Beware the Ides of March!

March 5, 2014

The Ides of March is best known as the date on which Julius Caesar was assassinated in 44 BC. The emperor was stabbed to death at a meeting of the senate.

 

The phrase comes from an exchange with an old Seer who had warned that harm would come to Caesar no later than the Ides of March (a date though to be around the 15th of March). So the story goes, on his way to the senate meeting, Caesar passed the Seer and joked, "The ides of March have come," meaning to say that the prophecy had not been fulfilled, to which the Seer replied "Aye, Caesar; but not gone”. In a nutshell, the day isn’t over yet so there’s still time, and of course Caesar then met his bloody fate.

 

This is a sentiment so true for some organisations’ view of measuring safety successes. How often do organisations measure the success of their health and safety culture based on reactive events leading up until that moment? Gargantuan signs at entry points and on boards… 150 Days without injury! Hark! Rejoice! Well hang on but just one minute…. is that really your safety systems working, or are you simply not ‘seeing’ behaviours and conditions, which will conspire together to ruin the unblemished record you currently hold?

 

A truer measure of success is considering multiple aspects of the organisation’s performance, reactive and proactive, providing assurances that good performance isn’t down to luck, but design and is proof of ‘living the safety values’.

 

James Reason theorised that there are several types of ingredient that make up the messy pancake mix of an accident.
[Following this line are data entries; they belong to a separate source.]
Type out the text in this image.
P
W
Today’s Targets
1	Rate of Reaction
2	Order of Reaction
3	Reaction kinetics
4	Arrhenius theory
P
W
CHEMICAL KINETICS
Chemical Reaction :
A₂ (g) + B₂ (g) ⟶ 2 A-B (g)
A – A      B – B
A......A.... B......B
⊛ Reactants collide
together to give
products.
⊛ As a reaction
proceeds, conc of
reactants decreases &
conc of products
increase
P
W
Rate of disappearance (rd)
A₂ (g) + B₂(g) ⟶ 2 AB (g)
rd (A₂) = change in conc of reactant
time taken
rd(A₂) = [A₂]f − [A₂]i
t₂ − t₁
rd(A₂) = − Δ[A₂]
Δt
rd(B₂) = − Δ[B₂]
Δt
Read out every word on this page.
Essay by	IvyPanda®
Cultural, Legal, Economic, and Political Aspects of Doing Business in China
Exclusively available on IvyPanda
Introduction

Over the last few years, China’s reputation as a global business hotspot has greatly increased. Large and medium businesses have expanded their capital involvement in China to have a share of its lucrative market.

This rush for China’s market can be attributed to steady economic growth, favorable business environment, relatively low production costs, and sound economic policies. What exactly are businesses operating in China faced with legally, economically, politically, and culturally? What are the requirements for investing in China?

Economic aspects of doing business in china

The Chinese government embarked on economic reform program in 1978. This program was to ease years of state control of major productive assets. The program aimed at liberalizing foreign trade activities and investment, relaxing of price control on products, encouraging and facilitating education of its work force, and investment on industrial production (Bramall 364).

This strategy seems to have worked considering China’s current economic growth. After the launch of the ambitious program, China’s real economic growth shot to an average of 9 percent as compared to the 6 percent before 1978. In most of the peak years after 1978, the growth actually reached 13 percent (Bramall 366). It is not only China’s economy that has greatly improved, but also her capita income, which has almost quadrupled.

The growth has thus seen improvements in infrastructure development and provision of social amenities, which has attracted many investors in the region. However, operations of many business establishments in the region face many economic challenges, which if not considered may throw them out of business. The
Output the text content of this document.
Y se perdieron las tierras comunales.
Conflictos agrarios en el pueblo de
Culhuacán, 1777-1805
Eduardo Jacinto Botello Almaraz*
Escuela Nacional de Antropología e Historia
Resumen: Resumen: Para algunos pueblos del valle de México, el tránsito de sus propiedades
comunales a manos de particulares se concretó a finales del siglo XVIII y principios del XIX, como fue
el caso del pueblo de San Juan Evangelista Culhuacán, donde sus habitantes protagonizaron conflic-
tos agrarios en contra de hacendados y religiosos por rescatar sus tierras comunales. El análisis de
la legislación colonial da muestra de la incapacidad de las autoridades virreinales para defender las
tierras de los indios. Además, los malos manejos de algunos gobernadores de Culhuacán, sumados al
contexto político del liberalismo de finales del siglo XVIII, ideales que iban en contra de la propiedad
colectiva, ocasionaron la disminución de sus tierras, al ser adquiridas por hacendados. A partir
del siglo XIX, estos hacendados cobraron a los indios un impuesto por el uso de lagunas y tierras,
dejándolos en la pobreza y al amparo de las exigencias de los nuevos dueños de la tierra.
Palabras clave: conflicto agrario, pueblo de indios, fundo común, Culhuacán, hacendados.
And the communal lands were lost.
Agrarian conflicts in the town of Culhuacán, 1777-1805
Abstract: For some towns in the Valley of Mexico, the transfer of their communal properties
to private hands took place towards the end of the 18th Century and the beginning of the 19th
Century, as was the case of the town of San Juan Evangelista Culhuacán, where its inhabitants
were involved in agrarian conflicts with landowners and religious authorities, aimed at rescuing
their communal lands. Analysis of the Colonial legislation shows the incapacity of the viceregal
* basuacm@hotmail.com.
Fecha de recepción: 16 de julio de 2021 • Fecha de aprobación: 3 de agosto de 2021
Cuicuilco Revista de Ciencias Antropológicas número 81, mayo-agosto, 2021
Latent failures, often the ‘sleeping giants’ are a series of holes or omissions in an organisation’s defences, or perhaps a lack of monitoring which has allowed such defences to go absent without leave. Latent failures can develop gradually overtime, almost stealth like, so that minor rut in the access road has become a major pothole on a turning place for a Forklift. Now comes the Active failure, one or more unsafe acts, perhaps, speeding into the turn with an overloaded forklift. Combine all three and now you have your accident trajectory – it’s just a question of how serious the damage will be, property damage? Disabling injury? Death?

 

Following an accident within an organisation which has focussed mainly on the outputs of their system, through reactive monitoring, the plaintiff cries of ‘we have had such a good safety record up until now!’ or ‘surely our record to date will reduce the fine?’ can be heard ringing hollow. Like Caesar, there may have been some signs along the way hinting at what was to come, had there been more proactive monitoring methods, these ‘bad omens’ could have allowed an early warning signalling that action should be taken.

 

If Caesar had paid attention to the Seer, the Ghosts and the Nightmares (not to mention the ominous thunder and lightning) he might just have decided to skip the Senate meeting and stay home with a nice cup of cocoa and mull the idea of ruling Rome over.

 

Of course, even with good systems, proactive monitoring and regular review, accidents can and do still happen, but in those circumstances there is a greater chance of a clear conscience as well as a clear record. Package it how you will, ‘Beware the Ides of March’, ‘It ain’t over ‘til the fat lady sings’, ‘don’t count your chickens’; if you want to stop measuring safety proactively with a clear conscience, Retire.